The Office of the National Coordinator for Health Information Technology (ONC) just released what it calls “A 10-Year Vision to Achieve an Interoperable Health IT Infrastructure.” The directive generating the most attention calls for “a common set of electronic clinical information…at the nationwide level by the end of 2017.” According to ONC, the common data set would consist of about 20 basic elements, such as patient demographics and lab test results.
At first blush, the ONC directive is a small step in the right direction, but sets the bar awfully low. Rest assured that vendors will consider 20 basic elements the maximum data set, not the minimum. A more effective approach would, for example, specify vocabularies (LOINC, RxNORM), document types (JSON, XML) and transport mechanisms (HTTPS or other TLS) to be used when sending or receiving data instead of focusing on the data elements themselves.
The much larger problem is continuing to allow vendors to act as the proverbial fox guarding the henhouse. Vendors simply cannot be trusted to form coalitions or standards consortiums, which offer just enough data crumbs to claim interoperability, when the rich insights that caregivers and consumers need to access across multiple disparate systems are still buried in their silos. The next time an HIT vendor comes to you waving the flag of interoperability, ask them if that includes being interoperable with their own proprietary database or data source. If the answer is yes, be afraid. Be very afraid.
In fact, interoperability capabilities exist right now that go far beyond what the ONC is discussing. Clinicians can have anywhere, anytime live access to rich insights across multiple different data systems in a single workflow regardless of their location or that of their patient. How do I know? It is my business. I help clients achieve interoperability every single day. And the reality is that for years, leaders in mHealth have rolled up their sleeves to solve the issues that the ONC announcement is now touching on: leveraging existing infrastructure; empowering individuals via custom workflows; focusing on value, simplicity, modularity, privacy and security.

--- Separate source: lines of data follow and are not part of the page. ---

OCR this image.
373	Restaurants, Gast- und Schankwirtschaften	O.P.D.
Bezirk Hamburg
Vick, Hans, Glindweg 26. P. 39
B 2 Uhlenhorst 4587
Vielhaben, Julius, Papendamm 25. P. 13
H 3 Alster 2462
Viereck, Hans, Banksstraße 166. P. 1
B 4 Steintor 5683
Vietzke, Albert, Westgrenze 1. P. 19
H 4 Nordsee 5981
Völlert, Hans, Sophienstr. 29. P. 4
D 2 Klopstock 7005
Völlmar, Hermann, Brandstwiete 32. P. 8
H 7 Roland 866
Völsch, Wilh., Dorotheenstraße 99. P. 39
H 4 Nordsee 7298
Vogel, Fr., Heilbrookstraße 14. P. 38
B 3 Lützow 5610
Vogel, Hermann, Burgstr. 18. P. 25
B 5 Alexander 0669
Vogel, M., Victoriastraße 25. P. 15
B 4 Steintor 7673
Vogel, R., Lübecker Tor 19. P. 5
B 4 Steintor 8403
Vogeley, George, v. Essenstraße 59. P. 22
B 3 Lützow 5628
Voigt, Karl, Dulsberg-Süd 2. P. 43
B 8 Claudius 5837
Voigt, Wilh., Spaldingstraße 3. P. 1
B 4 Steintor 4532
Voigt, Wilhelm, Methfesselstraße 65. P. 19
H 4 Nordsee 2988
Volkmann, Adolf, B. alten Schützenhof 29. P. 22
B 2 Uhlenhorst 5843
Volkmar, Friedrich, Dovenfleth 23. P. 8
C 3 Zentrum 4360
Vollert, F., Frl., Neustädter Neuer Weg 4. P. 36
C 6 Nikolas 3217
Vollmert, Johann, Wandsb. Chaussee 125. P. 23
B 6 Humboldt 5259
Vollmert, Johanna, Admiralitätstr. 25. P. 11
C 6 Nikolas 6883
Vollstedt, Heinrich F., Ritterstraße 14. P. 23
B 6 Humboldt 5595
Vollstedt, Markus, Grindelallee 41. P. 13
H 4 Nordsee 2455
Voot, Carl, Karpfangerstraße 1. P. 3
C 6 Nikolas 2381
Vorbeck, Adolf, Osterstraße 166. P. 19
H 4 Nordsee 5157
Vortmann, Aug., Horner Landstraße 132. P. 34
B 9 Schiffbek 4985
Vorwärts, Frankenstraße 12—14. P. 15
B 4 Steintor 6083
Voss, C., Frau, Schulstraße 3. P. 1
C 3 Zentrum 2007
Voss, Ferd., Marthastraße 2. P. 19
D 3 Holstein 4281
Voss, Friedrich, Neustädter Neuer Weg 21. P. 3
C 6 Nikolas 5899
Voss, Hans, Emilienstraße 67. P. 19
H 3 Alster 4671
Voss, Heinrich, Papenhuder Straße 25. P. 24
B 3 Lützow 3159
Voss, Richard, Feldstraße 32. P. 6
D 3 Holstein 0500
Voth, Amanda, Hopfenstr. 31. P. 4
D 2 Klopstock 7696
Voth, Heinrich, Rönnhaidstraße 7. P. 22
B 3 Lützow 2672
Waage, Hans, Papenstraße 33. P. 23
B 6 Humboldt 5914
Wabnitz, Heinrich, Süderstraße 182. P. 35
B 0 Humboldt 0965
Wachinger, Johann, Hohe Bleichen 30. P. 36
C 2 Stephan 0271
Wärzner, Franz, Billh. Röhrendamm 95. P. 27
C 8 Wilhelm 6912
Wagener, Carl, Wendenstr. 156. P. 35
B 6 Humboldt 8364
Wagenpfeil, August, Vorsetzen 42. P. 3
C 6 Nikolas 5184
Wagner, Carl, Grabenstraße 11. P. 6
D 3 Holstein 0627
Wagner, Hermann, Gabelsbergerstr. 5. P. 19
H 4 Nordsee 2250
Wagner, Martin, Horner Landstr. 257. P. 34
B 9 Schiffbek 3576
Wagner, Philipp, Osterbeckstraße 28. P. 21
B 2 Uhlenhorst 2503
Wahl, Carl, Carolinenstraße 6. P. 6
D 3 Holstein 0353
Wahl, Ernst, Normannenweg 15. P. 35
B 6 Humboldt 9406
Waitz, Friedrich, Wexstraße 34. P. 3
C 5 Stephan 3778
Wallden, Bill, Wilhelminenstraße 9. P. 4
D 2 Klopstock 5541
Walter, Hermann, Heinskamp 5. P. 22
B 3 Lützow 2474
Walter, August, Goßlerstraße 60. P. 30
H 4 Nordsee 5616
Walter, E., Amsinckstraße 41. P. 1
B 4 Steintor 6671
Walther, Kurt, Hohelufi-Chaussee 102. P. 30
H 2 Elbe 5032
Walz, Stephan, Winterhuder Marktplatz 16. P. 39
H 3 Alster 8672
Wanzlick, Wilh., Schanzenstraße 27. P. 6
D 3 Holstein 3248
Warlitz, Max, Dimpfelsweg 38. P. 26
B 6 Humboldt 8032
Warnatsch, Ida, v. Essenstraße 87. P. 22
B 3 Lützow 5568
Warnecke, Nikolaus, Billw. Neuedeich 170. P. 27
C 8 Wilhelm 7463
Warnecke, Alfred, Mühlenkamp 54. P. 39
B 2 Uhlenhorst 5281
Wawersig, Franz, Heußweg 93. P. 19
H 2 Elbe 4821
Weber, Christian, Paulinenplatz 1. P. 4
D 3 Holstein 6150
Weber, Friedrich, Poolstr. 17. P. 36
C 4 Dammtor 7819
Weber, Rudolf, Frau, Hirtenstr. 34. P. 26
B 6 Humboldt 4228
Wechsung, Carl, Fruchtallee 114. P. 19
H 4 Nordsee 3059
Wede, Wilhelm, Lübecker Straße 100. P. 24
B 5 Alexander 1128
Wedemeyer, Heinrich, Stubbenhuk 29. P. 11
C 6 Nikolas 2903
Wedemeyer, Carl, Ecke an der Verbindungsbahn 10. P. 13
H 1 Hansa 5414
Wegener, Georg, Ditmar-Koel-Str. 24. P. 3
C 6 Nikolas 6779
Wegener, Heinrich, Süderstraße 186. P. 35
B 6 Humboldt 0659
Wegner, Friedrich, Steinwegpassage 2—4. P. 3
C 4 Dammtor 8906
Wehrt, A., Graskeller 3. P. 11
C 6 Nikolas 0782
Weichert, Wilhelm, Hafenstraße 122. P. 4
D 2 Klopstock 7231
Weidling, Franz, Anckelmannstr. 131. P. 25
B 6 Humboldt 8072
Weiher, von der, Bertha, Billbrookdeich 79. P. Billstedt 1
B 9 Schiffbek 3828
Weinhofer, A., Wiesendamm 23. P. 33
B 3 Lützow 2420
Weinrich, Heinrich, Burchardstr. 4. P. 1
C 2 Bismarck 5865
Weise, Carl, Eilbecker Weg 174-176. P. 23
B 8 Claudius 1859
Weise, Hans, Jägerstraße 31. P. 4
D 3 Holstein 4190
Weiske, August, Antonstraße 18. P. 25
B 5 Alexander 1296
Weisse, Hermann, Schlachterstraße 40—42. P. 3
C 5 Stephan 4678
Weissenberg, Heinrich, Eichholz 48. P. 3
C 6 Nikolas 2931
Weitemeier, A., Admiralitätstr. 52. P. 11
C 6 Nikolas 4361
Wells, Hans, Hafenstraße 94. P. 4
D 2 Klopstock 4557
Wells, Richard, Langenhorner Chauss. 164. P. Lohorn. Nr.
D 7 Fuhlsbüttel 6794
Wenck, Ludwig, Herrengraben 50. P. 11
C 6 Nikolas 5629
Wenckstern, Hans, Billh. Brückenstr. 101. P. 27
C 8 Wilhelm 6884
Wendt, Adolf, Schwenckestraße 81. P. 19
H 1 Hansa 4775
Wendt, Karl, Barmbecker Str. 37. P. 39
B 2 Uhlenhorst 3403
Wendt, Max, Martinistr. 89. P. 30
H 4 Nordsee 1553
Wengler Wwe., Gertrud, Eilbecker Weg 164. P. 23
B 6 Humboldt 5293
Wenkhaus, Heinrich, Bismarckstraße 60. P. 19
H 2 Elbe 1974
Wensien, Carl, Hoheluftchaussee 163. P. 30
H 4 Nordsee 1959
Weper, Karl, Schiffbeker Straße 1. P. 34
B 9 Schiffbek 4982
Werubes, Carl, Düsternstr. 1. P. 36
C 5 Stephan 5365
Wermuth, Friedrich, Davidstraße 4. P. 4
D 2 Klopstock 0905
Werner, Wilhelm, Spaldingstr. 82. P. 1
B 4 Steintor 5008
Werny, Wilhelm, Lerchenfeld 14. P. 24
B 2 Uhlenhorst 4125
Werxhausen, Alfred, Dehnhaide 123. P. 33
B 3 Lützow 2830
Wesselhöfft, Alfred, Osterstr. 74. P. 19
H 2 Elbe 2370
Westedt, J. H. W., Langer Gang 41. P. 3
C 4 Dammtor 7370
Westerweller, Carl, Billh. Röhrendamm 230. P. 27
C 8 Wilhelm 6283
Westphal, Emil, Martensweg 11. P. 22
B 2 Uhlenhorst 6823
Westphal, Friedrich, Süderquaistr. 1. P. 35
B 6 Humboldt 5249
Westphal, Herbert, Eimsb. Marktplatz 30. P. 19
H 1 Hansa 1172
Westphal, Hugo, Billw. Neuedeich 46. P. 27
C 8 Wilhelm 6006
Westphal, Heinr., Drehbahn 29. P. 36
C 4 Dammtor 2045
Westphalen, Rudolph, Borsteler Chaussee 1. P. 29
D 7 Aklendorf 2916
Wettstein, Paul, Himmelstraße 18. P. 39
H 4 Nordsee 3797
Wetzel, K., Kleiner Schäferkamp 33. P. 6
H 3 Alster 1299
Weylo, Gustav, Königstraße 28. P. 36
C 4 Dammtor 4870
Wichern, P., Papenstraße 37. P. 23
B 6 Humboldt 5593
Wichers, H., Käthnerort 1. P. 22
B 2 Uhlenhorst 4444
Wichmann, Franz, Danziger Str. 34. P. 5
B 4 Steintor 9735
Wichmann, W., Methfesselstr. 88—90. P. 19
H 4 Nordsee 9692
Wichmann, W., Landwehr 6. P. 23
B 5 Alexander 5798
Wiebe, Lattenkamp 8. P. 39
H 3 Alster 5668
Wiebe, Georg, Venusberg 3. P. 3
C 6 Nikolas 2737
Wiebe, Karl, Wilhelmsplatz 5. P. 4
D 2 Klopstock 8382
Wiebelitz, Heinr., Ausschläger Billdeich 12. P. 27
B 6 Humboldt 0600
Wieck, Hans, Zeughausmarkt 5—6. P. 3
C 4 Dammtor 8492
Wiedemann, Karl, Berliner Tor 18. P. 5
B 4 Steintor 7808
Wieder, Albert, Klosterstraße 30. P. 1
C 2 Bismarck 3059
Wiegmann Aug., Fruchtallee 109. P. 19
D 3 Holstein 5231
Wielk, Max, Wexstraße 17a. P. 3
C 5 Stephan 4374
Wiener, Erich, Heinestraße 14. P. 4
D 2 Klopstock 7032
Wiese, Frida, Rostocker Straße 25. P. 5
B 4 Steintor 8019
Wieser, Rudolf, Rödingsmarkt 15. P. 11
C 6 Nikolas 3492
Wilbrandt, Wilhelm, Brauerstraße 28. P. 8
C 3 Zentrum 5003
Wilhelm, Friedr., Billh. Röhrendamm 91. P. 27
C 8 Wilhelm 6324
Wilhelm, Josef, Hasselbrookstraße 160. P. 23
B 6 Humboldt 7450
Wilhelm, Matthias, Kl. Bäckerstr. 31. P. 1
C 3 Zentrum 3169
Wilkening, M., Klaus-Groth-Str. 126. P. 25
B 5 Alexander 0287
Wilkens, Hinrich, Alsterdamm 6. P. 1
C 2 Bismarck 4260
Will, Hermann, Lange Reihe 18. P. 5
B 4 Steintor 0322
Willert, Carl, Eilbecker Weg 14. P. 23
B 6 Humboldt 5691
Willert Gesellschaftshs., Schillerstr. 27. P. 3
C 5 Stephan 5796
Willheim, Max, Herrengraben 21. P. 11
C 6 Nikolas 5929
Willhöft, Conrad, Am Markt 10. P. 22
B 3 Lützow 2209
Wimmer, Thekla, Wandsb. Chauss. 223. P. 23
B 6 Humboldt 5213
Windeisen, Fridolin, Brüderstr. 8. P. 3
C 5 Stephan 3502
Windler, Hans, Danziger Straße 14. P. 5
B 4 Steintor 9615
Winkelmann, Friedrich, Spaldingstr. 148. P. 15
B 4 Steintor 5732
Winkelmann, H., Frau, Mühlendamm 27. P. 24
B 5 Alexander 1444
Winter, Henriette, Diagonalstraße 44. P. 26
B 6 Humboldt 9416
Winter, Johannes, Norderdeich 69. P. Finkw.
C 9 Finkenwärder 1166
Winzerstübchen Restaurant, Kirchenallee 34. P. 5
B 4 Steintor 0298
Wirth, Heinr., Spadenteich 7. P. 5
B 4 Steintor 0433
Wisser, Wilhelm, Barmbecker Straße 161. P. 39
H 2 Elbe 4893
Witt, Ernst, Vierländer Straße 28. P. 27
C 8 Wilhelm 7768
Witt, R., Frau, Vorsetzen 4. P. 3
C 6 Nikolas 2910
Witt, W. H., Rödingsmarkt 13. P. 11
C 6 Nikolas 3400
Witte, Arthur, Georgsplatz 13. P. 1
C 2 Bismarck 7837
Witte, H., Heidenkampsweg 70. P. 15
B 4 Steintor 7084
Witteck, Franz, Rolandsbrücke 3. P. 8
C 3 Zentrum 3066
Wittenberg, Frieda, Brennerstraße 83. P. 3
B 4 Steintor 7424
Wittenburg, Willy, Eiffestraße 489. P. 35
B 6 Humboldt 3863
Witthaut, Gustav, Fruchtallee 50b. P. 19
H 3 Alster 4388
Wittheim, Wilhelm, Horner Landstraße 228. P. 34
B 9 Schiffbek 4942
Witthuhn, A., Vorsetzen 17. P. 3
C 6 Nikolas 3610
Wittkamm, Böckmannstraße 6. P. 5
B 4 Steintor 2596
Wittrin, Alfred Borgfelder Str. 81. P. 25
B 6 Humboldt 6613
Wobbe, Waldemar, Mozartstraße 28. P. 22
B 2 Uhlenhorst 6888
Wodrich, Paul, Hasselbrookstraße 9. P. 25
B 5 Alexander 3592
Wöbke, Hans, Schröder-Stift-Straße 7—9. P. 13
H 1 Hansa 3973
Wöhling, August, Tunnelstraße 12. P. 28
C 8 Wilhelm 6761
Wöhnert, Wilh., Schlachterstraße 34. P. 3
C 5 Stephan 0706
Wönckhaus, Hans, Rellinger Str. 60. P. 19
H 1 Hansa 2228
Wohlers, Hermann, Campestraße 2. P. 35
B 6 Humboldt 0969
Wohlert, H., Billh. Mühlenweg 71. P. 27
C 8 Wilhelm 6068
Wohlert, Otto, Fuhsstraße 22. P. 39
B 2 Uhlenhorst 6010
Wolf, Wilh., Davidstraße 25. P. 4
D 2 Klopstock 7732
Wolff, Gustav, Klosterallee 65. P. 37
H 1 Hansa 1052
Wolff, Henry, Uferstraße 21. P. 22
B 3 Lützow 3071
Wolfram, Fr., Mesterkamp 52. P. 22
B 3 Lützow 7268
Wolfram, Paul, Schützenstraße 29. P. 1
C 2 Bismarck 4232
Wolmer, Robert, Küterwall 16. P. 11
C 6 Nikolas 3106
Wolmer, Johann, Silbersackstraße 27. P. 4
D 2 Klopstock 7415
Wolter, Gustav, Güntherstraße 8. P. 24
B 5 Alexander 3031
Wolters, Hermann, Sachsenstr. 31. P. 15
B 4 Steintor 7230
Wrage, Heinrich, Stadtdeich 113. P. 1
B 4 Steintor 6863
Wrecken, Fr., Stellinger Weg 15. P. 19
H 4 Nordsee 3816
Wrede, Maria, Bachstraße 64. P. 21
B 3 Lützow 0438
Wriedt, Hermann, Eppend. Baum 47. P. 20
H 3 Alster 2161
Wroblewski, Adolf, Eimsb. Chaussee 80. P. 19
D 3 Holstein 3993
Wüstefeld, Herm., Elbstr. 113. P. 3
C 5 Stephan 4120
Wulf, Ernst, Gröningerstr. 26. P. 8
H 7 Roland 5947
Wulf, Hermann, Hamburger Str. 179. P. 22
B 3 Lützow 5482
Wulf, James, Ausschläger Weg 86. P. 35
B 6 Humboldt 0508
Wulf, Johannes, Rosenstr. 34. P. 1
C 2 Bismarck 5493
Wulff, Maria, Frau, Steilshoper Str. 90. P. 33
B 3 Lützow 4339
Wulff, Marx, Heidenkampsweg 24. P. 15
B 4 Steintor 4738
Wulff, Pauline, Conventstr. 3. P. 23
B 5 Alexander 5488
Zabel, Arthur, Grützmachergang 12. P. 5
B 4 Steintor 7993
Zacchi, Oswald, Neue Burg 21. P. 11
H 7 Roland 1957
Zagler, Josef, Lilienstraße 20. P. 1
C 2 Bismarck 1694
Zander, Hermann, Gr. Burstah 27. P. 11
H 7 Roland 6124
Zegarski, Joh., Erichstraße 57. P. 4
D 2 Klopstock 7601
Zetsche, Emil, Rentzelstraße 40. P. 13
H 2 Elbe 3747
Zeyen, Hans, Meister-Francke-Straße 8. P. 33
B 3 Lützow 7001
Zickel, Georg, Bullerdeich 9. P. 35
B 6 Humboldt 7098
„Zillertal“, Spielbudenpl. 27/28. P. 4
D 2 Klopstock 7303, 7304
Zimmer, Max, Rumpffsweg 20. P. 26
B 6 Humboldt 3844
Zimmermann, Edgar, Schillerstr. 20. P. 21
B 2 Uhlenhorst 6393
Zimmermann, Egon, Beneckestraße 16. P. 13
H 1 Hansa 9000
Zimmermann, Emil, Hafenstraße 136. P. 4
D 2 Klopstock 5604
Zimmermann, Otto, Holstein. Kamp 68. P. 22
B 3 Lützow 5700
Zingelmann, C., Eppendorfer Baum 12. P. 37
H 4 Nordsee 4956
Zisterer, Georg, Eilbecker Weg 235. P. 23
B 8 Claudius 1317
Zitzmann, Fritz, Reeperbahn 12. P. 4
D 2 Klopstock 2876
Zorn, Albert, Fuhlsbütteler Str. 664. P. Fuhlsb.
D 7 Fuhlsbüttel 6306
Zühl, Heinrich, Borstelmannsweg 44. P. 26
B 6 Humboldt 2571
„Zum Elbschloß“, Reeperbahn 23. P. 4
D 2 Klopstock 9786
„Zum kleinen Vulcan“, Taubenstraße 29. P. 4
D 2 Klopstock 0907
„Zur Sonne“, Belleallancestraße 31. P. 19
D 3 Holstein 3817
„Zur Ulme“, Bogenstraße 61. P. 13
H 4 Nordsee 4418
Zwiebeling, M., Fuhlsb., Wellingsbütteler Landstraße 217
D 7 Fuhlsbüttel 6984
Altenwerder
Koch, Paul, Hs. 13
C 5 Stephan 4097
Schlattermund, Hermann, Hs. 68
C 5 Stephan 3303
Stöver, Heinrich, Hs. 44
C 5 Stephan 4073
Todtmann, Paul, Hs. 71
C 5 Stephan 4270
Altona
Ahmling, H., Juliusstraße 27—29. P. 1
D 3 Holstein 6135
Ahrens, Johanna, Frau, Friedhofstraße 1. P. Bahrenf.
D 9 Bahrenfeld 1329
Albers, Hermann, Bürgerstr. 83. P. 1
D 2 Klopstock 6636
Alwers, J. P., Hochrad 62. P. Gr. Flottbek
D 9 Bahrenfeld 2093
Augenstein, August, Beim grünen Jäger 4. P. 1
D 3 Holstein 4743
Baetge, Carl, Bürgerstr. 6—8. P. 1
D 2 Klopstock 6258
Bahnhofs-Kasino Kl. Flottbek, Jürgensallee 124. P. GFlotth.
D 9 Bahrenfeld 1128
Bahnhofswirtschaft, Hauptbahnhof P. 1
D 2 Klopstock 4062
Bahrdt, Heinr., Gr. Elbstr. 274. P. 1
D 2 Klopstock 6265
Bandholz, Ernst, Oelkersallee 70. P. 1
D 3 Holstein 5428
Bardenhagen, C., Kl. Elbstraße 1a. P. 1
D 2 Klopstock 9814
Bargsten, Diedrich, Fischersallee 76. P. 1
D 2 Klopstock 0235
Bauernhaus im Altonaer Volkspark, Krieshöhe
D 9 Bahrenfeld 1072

Yet health systems’ increasing will must be matched with appropriate incentives to insist that their vendors do what is right. True interoperability is ready now. Why aren’t we collectively forcing the issue? For starters, too many providers – my clients among them – suffer from a form of HIT vendor Stockholm syndrome. They are worn down into submission, cold and scared in a corner, whimpering, “Will my vendor let me do that with my data?”
The answer should be an emphatic YES – because it is their data. A united coalition, standing together, can drive this change. But this coalition must consist of those who are being punished for HIT vendors’ failures. Consumers, employers, payers, health systems and governments must align on the intended outcomes and methodologies far beyond the discrete data-element definitions of what is considered interoperability. Otherwise, we will wind up with a new round of lowest-common-denominator approaches that don’t live up to their promise like so many HIE initiatives.
The best we can hope for is that the ONC proclamation will finally spur an era of “Meaningful Interoperability” that changes the culture and develops real financial incentives for doing the right thing on behalf of consumers, caregivers, health systems and society at large. Focusing on standards alone is not enough. And, given the ONC’s overall HIT strategic vision, we can only hope the era of “Meaningful Mobility” emerges as well to help interoperability take flight and prompt a truly seismic shift in how we care for others.